Torbar sees the origins of today’s problems resulting from the private sector ignoring the opportunity and obligation to participate in social development. To him, it is “one of the big learnings” of the crisis.

“We are here because the private sector never took care of their customers — the very poor, those not well-educated or who had no access to opportunities,” he said. “Every single business leader has to be engaged, has to make a difference and be responsible. That will be a huge advantage during the reconstruction process. I do it in a tiny area with sustainable tourism, but if everyone put in a tiny effort, we can have amazing results.”

Torbar began with his “tiny area” nine years ago, helping three indigenous communities in underdeveloped regions in Venezuela’s south begin tourism enterprises.

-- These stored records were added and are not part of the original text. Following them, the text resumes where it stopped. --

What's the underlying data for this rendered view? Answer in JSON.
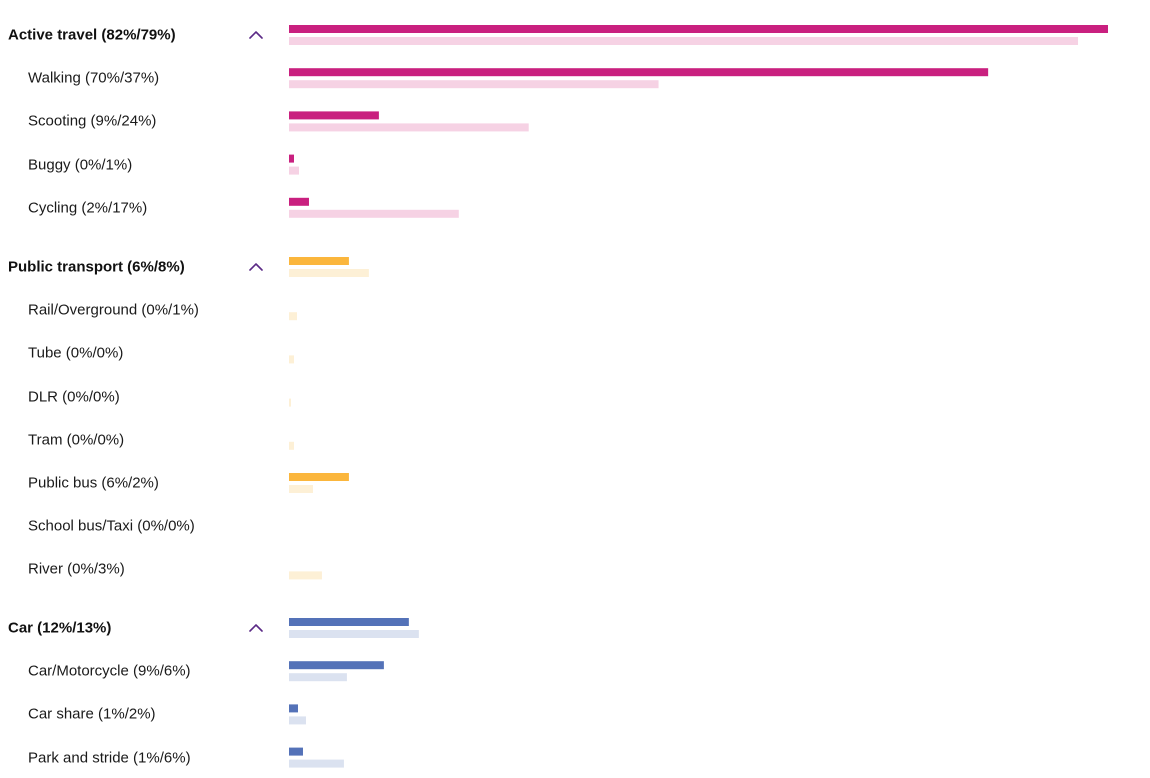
{
  "colors": {
    "active": {
      "primary": "#c9207f",
      "secondary": "#f6d2e4"
    },
    "public": {
      "primary": "#fbb63c",
      "secondary": "#fdf0d6"
    },
    "car": {
      "primary": "#5472b8",
      "secondary": "#dbe2f0"
    }
  },
  "icons": {
    "toggle": "chevron-up-icon"
  },
  "chart_data": {
    "type": "bar",
    "orientation": "horizontal",
    "xlim": [
      0,
      82
    ],
    "grid": false,
    "groups": [
      {
        "key": "active",
        "label": "Active travel (82%/79%)",
        "values": [
          82,
          79
        ],
        "items": [
          {
            "label": "Walking (70%/37%)",
            "values": [
              70,
              37
            ]
          },
          {
            "label": "Scooting (9%/24%)",
            "values": [
              9,
              24
            ]
          },
          {
            "label": "Buggy (0%/1%)",
            "values": [
              0.5,
              1
            ]
          },
          {
            "label": "Cycling (2%/17%)",
            "values": [
              2,
              17
            ]
          }
        ]
      },
      {
        "key": "public",
        "label": "Public transport (6%/8%)",
        "values": [
          6,
          8
        ],
        "items": [
          {
            "label": "Rail/Overground (0%/1%)",
            "values": [
              0,
              0.8
            ]
          },
          {
            "label": "Tube (0%/0%)",
            "values": [
              0,
              0.5
            ]
          },
          {
            "label": "DLR (0%/0%)",
            "values": [
              0,
              0.2
            ]
          },
          {
            "label": "Tram (0%/0%)",
            "values": [
              0,
              0.5
            ]
          },
          {
            "label": "Public bus (6%/2%)",
            "values": [
              6,
              2.4
            ]
          },
          {
            "label": "School bus/Taxi (0%/0%)",
            "values": [
              0,
              0
            ]
          },
          {
            "label": "River (0%/3%)",
            "values": [
              0,
              3.3
            ]
          }
        ]
      },
      {
        "key": "car",
        "label": "Car (12%/13%)",
        "values": [
          12,
          13
        ],
        "items": [
          {
            "label": "Car/Motorcycle (9%/6%)",
            "values": [
              9.5,
              5.8
            ]
          },
          {
            "label": "Car share (1%/2%)",
            "values": [
              0.9,
              1.7
            ]
          },
          {
            "label": "Park and stride (1%/6%)",
            "values": [
              1.4,
              5.5
            ]
          }
        ]
      }
    ]
  }
}
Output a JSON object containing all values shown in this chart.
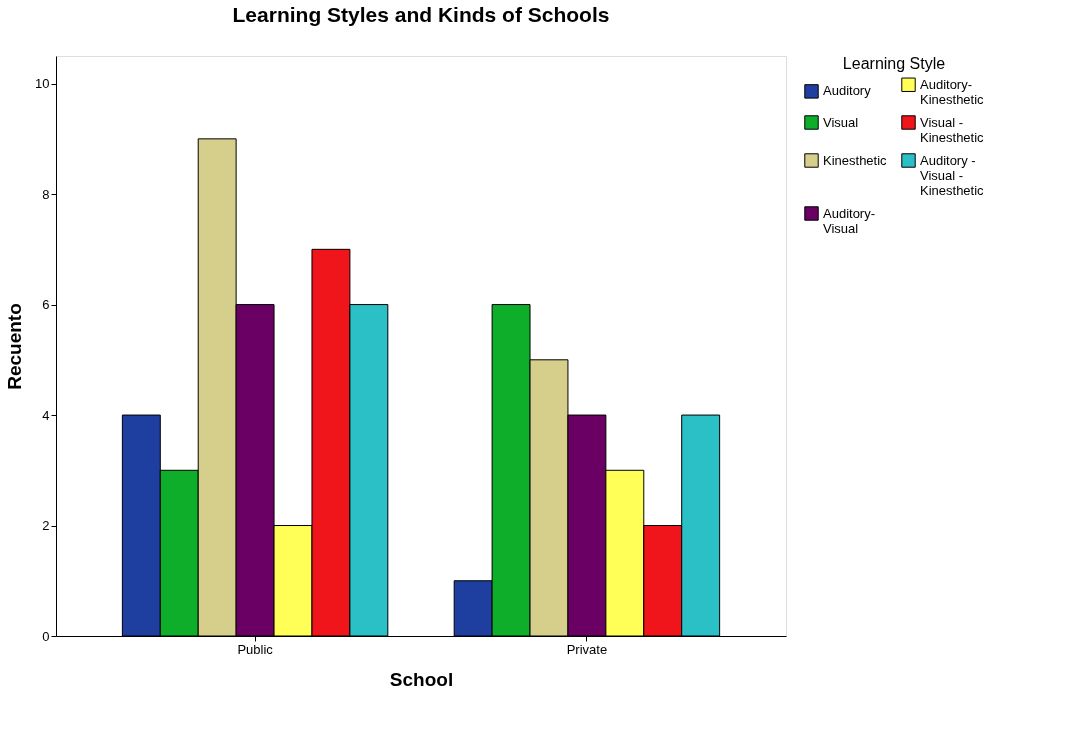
{
  "chart_data": {
    "type": "bar",
    "title": "Learning Styles and Kinds of Schools",
    "xlabel": "School",
    "ylabel": "Recuento",
    "legend_title": "Learning Style",
    "categories": [
      "Public",
      "Private"
    ],
    "series": [
      {
        "name": "Auditory",
        "color": "#1f3fa0",
        "values": [
          4,
          1
        ]
      },
      {
        "name": "Visual",
        "color": "#0fae2a",
        "values": [
          3,
          6
        ]
      },
      {
        "name": "Kinesthetic",
        "color": "#d6cf8c",
        "values": [
          9,
          5
        ]
      },
      {
        "name": "Auditory-Visual",
        "color": "#6a0064",
        "values": [
          6,
          4
        ]
      },
      {
        "name": "Auditory-Kinesthetic",
        "color": "#ffff57",
        "values": [
          2,
          3
        ]
      },
      {
        "name": "Visual - Kinesthetic",
        "color": "#f0141b",
        "values": [
          7,
          2
        ]
      },
      {
        "name": "Auditory - Visual - Kinesthetic",
        "color": "#2bbfc6",
        "values": [
          6,
          4
        ]
      }
    ],
    "ylim": [
      0,
      10.5
    ],
    "yticks": [
      0,
      2,
      4,
      6,
      8,
      10
    ],
    "grid": false,
    "legend": "top right"
  }
}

He calls the projects “Eposak,” which means “achievement” in a local language. “I’m focused on the future,” he said. “I spent a lot of time trying to develop sustainable tourism in an experiential [product] that connects visitors with communities and beauty. The mission is to transform lives through sustainable tourism development.”

He said he would urge businesses throughout Latin America to focus more on social development.

I, too, hope that his advice finds a receptive audience among business leaders in Latin America and well beyond. As strongmen governments arise around the world, some, like Venezuela, swing hard left, while others swing hard right. But all have arisen on frustration felt by citizens who believe they have little or no hope and that the elite — in business, government, media, culture — don’t care and aren’t engaged in what matters most to them.

Torbar has paid a huge price for these insights, hard-earned in the cauldron of “an extremely destructive business environment.” His lack of bitterness and his clarity about factors that contributed to current conditions, his ability to continue his enterprises and his hopes for the future all contain important lessons. We ignore them at our own risk.